Their name is first used in Deuteronomy 2:23 in a description of the conquests that had taken place in the Land of Israel during the Israelite sojourn in Egypt. The passage relates that they were conquered by the Caphtorites who usurped their land.
And as for the Avvites who lived in villages as far as Gaza, the Caphtorites coming out from Caphtor destroyed them and settled in their place.
Joshua 13:2-3 mentions that their land was considered part of the Canaanite land to be conquered by the Israelites:
This is the land that yet remaineth: all the regions of the Philistines, and all the Geshurites; from the Shihor, which is before Egypt, even unto the border of Ekron northward, which is reckoned to the Canaanites; the five lords of the Philistines; the Gazites, and the Ashdodites, the Ashkelonites, the Gittites, and the Ekronites; also the Avvim.

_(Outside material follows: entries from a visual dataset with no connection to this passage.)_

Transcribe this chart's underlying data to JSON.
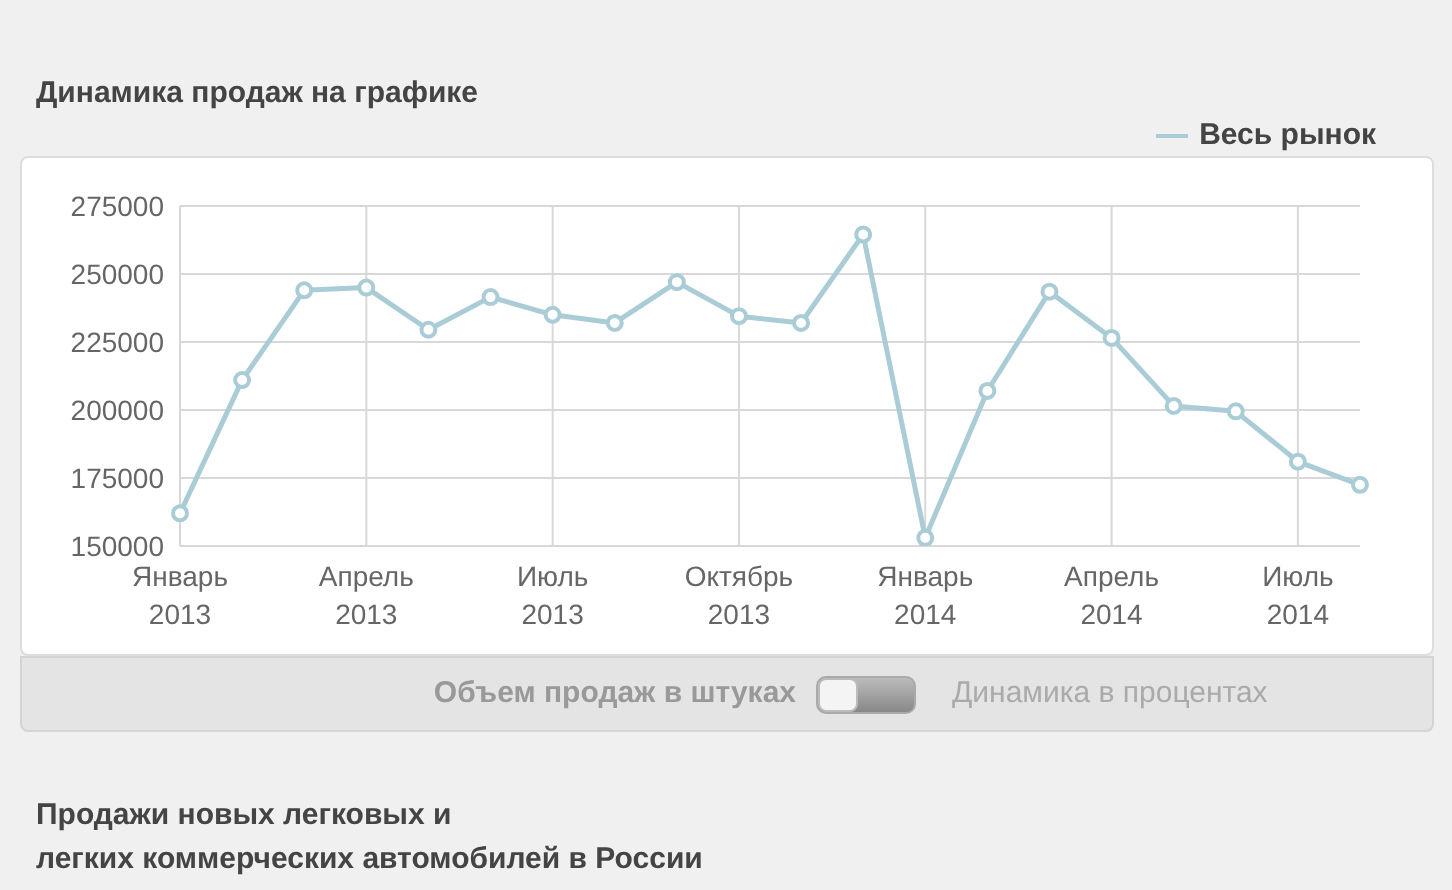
{
  "chart_data": {
    "type": "line",
    "title": "Динамика продаж на графике",
    "categories": [
      "Январь\n2013",
      null,
      null,
      "Апрель\n2013",
      null,
      null,
      "Июль\n2013",
      null,
      null,
      "Октябрь\n2013",
      null,
      null,
      "Январь\n2014",
      null,
      null,
      "Апрель\n2014",
      null,
      null,
      "Июль\n2014",
      null
    ],
    "series": [
      {
        "name": "Весь рынок",
        "color": "#a9ccd6",
        "values": [
          162000,
          211000,
          244000,
          245000,
          229500,
          241500,
          235000,
          232000,
          247000,
          234500,
          232000,
          264500,
          153000,
          207000,
          243500,
          226500,
          201500,
          199500,
          181000,
          172500
        ]
      }
    ],
    "ylim": [
      150000,
      275000
    ],
    "yticks": [
      150000,
      175000,
      200000,
      225000,
      250000,
      275000
    ],
    "grid": true,
    "legend": "top right",
    "marker": "circle",
    "line_style": "solid",
    "annotations": [
      "Объем продаж в штуках",
      "Динамика в процентах",
      "Продажи новых легковых и\nлегких коммерческих автомобилей в России"
    ]
  }
}
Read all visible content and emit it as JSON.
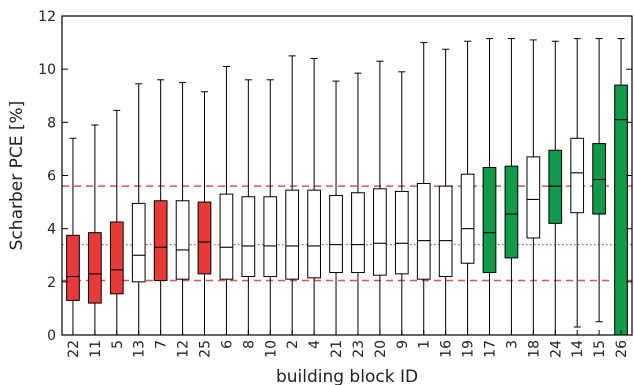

The Talmud (Chullin 60b) notes that the Avvites were the Philistine people in the days of Abraham. Their capital city was Gerar and their king both in the days of Abraham and Isaac bore the name Abimelech. These Philistines are mentioned several times in Genesis. The Table of Nations in Genesis 10 and 1 Chronicles 1 lists them as a people distinct from the Caphtorites noting that they were an offshoot of the Casluhites. Genesis Rabba 26:16 states that they were related to the Rephaites.
The Talmud explains that originally the Israelites were not entitled to conquer the land of the Avvites because of an oath that Abraham had sworn to Abimelech but that this oath no longer applied after the Caphtorites had destroyed them. This view is reiterated in Rashi's commentary on Deuteronomy.